Dovan, 20 ans, n’a pas prononcé deux phrases et déjà, sa voix se casse, son débit rapide s’interrompt. Chargé avec son ami Bryan de surveiller la fillette du directeur qui doit être emmenée par une navette à l’école primaire, il raconte : « J’ai cru que c’était des feux d’artifice, j’ai levé la tête, j’ai vu qu’il y avait un arc-en-ciel. J’ai baissé la tête et là je l’ai vu, il était à 4-5 mètres de moi (…) j’ai regardé Bryan, j’étais tétanisé, je ne savais pas quoi faire. Il s’est mis à courir alors j’ai couru et j’ai réalisé qu’on avait laissé la petite devant. J’ai crié 'Myriam cours ! Cours !', elle a couru puis elle est retournée en arrière parce qu’elle avait fait tomber son cartable.  J’ai vu Bryan tomber, Myriam tomber ».

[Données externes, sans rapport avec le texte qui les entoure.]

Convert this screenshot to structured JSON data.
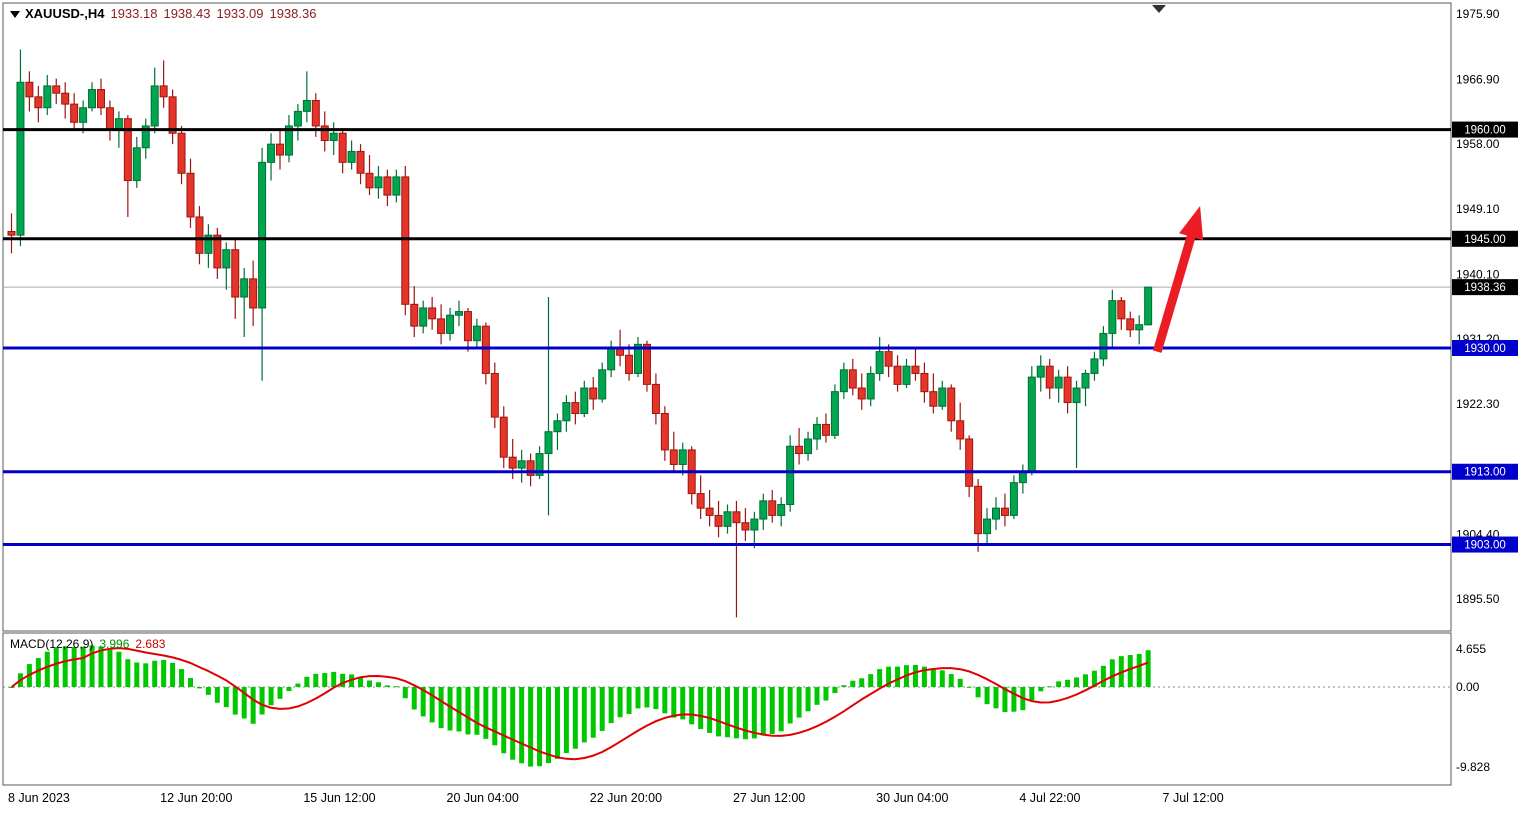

Son ami, touché au thorax, restera 10 jours en réanimation. La petite, elle, est morte sur le coup achevée d’une balle dans la tête par Mohamed Merah. « Il était parti, j’ai pris Myriam dans mes bras, j’ai retourné son visage… À l’époque j’avais 15 ans ! Je savais pas faire de massage cardiaque, on m’a jamais appris », souffle le jeune homme. Un désarroi partagé par André S., père d’enfants scolarisés au collège-lycée Ozar Hatorah. Costume impeccable, cheveux grisonnants, l’homme décrit la même horreur.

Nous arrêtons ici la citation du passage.